Wang Zhao-Ying, Hu Shi-Xiong, Lu Jian, Shang Wen, Chen Tao, Zhang Rui-Ting
Department of Psychology, Hunan Normal University, Changsha, China; Cognition and Human Behavior Key Laboratory of Hunan Province, Hunan Normal University, Changsha, China; Institute of Interdisciplinary Studies, Hunan Normal University, Changsha, China; Center for Mind & Brain Sciences, Hunan Normal University, Changsha, China.
Shuda College, Hunan Normal University, Changsha, China.
Child Abuse Negl. 2025 Feb;160:107201. doi: 10.1016/j.chiabu.2024.107201. Epub 2024 Dec 27.
Accumulating literature has found a close relation between early life adversity (ELA) and anxiety. However, previous studies did not rule out the high co-occurrence of different types of ELA when exploring the association of ELA and anxiety.
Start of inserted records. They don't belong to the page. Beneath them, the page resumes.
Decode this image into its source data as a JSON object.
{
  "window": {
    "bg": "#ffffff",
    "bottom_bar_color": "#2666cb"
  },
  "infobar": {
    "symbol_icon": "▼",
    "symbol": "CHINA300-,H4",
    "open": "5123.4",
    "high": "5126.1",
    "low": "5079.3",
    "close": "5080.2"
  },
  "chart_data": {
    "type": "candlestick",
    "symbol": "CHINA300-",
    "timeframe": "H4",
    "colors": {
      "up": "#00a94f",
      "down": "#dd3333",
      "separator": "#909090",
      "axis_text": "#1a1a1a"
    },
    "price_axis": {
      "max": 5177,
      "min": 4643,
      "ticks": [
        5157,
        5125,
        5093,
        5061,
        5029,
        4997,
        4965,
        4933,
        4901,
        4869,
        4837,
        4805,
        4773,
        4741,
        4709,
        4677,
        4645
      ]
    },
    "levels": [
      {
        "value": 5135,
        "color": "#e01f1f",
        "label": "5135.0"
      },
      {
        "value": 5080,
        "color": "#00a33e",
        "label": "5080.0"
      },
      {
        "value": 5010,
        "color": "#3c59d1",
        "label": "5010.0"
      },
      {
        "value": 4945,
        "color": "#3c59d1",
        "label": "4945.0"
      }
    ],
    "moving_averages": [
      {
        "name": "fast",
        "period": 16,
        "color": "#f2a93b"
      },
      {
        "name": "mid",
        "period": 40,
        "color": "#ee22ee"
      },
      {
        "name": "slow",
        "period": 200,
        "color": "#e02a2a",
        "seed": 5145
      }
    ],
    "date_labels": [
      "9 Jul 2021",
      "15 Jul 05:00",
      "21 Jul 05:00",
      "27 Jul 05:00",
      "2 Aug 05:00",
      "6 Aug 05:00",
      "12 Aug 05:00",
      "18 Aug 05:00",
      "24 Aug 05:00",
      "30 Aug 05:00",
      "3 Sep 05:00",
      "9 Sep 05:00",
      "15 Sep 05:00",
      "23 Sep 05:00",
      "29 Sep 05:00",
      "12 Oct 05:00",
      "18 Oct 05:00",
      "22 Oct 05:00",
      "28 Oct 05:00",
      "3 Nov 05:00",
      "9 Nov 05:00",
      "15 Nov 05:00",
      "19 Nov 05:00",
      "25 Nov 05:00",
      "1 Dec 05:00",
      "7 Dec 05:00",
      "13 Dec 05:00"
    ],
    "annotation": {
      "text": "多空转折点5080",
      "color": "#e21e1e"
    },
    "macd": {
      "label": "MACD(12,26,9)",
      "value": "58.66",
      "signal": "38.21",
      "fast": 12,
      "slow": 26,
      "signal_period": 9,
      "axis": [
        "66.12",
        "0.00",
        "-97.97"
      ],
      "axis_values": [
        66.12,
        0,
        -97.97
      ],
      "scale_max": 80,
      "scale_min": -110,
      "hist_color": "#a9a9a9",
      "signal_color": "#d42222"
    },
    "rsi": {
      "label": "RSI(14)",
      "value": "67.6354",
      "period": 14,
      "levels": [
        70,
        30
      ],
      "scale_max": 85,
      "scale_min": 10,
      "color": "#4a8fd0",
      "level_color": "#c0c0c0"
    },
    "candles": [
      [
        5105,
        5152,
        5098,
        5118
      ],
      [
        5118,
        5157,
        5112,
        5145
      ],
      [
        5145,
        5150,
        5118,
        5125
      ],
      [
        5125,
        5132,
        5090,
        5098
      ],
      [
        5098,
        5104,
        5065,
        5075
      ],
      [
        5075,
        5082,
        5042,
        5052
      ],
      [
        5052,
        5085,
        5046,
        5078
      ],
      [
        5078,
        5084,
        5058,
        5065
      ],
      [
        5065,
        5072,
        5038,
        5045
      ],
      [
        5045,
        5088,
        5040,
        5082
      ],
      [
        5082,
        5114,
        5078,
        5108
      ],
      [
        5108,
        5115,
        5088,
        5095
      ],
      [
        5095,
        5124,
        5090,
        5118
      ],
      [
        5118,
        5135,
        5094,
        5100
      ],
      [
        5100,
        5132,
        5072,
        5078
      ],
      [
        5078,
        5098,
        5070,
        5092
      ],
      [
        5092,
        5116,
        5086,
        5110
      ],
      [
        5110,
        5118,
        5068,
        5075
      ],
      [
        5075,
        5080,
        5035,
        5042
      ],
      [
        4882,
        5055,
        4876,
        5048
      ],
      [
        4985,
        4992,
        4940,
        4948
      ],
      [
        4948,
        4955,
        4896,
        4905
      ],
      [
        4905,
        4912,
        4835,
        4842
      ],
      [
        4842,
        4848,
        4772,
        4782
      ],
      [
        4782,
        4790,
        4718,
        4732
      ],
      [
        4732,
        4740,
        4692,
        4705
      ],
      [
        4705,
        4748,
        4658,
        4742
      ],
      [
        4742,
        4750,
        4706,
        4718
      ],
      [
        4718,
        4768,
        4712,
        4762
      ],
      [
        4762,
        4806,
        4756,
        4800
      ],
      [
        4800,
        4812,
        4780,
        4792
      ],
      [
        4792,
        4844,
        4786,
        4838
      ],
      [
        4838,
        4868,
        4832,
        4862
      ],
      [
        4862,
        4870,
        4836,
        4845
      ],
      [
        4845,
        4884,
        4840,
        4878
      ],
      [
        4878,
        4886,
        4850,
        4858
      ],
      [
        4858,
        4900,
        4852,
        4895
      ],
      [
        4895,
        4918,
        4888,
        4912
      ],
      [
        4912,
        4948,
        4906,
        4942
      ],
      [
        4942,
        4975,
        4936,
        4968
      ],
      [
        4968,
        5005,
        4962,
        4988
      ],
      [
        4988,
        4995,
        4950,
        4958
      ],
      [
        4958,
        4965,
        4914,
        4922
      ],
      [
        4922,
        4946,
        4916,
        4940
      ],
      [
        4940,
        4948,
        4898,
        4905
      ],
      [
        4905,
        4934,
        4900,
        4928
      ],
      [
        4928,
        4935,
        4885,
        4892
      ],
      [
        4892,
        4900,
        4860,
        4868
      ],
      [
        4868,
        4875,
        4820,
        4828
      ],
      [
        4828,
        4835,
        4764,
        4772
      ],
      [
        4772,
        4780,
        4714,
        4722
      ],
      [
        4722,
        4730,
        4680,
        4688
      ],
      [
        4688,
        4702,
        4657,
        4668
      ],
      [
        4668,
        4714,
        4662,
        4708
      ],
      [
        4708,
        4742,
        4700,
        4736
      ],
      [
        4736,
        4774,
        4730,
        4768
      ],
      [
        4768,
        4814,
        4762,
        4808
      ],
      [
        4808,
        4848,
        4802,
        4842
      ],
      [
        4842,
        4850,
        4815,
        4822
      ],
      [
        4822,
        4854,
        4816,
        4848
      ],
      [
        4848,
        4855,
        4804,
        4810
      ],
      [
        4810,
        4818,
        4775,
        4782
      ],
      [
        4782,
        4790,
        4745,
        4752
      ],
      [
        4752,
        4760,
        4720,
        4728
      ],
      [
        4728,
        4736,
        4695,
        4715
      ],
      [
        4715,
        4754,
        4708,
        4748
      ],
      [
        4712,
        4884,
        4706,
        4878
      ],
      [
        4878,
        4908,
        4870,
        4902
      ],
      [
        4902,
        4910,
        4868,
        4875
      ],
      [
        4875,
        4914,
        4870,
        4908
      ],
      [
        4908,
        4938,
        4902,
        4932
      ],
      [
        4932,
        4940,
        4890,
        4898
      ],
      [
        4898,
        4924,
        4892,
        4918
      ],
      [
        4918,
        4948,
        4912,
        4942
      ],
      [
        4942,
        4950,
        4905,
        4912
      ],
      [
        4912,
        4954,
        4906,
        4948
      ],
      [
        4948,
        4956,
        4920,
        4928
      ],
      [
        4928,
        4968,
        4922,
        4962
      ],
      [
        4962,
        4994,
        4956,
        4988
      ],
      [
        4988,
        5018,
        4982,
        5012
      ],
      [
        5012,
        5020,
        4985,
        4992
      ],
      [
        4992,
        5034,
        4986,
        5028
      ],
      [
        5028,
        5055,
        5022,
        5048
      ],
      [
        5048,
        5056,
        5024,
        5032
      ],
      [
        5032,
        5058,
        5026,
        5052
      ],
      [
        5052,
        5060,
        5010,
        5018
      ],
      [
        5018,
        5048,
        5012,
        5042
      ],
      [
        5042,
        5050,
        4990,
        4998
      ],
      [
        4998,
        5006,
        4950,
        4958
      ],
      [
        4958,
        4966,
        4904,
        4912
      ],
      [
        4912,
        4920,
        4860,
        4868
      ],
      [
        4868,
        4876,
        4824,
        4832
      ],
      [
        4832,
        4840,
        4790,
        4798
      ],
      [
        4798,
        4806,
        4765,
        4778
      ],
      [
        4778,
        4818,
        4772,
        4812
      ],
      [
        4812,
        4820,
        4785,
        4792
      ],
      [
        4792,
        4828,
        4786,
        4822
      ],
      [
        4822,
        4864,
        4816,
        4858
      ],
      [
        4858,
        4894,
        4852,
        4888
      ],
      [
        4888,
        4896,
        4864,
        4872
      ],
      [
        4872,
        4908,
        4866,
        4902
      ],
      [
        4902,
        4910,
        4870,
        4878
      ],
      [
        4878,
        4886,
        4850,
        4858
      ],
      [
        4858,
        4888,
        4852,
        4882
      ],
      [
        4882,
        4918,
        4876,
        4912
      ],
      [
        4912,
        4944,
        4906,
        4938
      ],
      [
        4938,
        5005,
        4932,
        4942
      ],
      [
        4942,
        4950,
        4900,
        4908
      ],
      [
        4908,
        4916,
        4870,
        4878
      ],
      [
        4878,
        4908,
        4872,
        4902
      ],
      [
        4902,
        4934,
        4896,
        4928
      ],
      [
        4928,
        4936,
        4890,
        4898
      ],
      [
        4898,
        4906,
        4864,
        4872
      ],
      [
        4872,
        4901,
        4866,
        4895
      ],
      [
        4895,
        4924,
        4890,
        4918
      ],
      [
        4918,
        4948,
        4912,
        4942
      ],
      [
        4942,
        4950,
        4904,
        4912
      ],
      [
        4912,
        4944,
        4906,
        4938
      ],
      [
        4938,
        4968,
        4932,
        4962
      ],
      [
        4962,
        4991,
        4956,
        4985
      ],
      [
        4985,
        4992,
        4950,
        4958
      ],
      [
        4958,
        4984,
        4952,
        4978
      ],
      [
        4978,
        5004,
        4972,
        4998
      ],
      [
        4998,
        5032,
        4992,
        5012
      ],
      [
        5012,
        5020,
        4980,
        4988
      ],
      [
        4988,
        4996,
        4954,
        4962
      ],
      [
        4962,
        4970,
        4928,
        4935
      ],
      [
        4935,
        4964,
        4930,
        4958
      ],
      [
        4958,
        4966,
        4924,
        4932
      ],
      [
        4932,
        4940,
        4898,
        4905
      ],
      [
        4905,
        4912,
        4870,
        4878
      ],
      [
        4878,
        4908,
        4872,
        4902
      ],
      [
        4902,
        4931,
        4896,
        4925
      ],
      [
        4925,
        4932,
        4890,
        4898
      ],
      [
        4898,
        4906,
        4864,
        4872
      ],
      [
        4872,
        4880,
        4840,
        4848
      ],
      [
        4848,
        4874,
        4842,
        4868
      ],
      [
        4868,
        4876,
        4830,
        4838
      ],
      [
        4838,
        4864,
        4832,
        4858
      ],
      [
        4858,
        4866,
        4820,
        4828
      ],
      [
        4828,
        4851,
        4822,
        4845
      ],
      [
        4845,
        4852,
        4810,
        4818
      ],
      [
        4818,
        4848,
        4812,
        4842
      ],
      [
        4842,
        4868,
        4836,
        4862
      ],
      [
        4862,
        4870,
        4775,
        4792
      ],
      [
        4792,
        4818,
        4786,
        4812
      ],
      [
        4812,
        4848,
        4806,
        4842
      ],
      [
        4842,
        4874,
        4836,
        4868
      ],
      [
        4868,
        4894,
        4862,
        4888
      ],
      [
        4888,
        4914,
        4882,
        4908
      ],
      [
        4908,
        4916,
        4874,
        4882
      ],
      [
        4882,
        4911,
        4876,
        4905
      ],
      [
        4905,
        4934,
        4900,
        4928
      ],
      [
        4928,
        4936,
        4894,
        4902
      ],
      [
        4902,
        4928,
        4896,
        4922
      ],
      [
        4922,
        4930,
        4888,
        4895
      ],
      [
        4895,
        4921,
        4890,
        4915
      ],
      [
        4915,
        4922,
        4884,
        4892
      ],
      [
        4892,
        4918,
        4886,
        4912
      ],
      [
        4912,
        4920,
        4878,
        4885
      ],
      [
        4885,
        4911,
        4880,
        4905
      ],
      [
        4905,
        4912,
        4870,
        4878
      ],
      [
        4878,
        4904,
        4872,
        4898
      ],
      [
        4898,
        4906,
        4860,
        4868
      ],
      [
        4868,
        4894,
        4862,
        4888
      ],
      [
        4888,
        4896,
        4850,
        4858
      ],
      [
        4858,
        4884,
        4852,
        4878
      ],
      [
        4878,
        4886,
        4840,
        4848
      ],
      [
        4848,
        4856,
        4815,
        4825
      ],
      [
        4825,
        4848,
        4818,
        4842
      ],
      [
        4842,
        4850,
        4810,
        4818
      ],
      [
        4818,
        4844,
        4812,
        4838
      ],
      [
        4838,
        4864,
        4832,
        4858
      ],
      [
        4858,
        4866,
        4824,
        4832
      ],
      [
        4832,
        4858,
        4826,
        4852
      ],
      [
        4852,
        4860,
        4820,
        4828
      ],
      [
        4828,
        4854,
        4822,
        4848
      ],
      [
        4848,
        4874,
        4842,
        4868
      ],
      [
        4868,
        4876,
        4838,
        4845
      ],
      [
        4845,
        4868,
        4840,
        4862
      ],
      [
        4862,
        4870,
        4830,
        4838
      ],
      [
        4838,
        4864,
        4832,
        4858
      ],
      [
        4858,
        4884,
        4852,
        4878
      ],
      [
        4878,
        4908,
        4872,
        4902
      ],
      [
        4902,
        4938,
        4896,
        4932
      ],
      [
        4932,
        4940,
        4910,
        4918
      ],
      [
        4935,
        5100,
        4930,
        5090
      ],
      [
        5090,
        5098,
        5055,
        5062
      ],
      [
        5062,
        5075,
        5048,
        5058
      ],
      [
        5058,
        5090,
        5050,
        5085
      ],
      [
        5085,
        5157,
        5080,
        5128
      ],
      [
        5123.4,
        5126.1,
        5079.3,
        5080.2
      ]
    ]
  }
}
In the present study, we carried out network analysis based on a cross-sectional sample and longitudinal sample to investigate the relationship between ELA and anxiety symptoms in non-clinical populations over time.
Online advertisement was carried out to recruit participants. The cross-sectional sample included 871 Chinese participants (M = 19.11, SD = 1.57), and the longitudinal sample involved 440 Chinese participants (M = 18.93, SD = 0.75). Three dimensions of ELA were assessed. The Threat/Harm dimension was assessed by subscales of physical abuse, emotional abuse, and sexual abuse of Childhood Trauma Questionnaire (CTQ). The Deprivation dimension of ELA was measured by subscales of physical neglect, and emotional neglect of CTQ. The Unpredictability dimension of ELA was evaluated by the Childhood Unpredictability scale. Anxiety symptoms were captured by the Generalized Anxiety Disorder-7 (GAD-7). Regularized partial correlation networks were constructed, and the expected influence (EI) as well as predictability of each node were calculated. Stability within the network was tested and the network comparison test was conducted to examine the difference between the cross-sectional network and the longitudinal network.
The cross-sectional network was relatively tight, and nodes within the dimension of ELA clustered together. Childhood unpredictability and emotional abuse revealed stronger associations with anxiety symptoms than other ELAs. Emotional abuse showed the highest EI in the network. These findings were replicated in the longitudinal network. The network comparison test indicated no significant difference between the cross-sectional network and the longitudinal network.
Childhood unpredictability and emotional abuse were strong predictors of anxiety symptoms, and the prediction was reliable and persistent. Reduce the experience of childhood emotional abuse can serve as a target to prevent anxiety.
越来越多的文献发现早年生活逆境(ELA)与焦虑之间存在密切关系。然而,以往研究在探讨ELA与焦虑的关联时,并未排除不同类型ELA的高共现情况。在本研究中,我们基于横断面样本和纵向样本进行了网络分析,以探讨非临床人群中ELA与焦虑症状随时间的关系。
通过在线广告招募参与者。横断面样本包括871名中国参与者(M = 19.11,SD = 1.57),纵向样本包括440名中国参与者(M = 18.93,SD = 0.75)。对ELA的三个维度进行了评估。威胁/伤害维度通过儿童创伤问卷(CTQ)中的身体虐待、情感虐待和性虐待分量表进行评估。ELA的剥夺维度通过CTQ中的身体忽视和情感忽视分量表进行测量。ELA的不可预测性维度通过儿童不可预测性量表进行评估。焦虑症状通过广泛性焦虑障碍-7(GAD-7)进行测量。构建了正则化偏相关网络,并计算了每个节点的预期影响(EI)以及可预测性。测试了网络内的稳定性,并进行了网络比较测试,以检验横断面网络与纵向网络之间的差异。
横断面网络相对紧密,ELA维度内的节点聚集在一起。童年不可预测性和情感虐待与焦虑症状的关联比其他ELA更强。情感虐待在网络中显示出最高的EI。这些发现在纵向网络中得到了重复。网络比较测试表明横断面网络与纵向网络之间没有显著差异。
童年不可预测性和情感虐待是焦虑症状的强预测因素,且该预测可靠且持续。减少童年情感虐待的经历可作为预防焦虑的目标。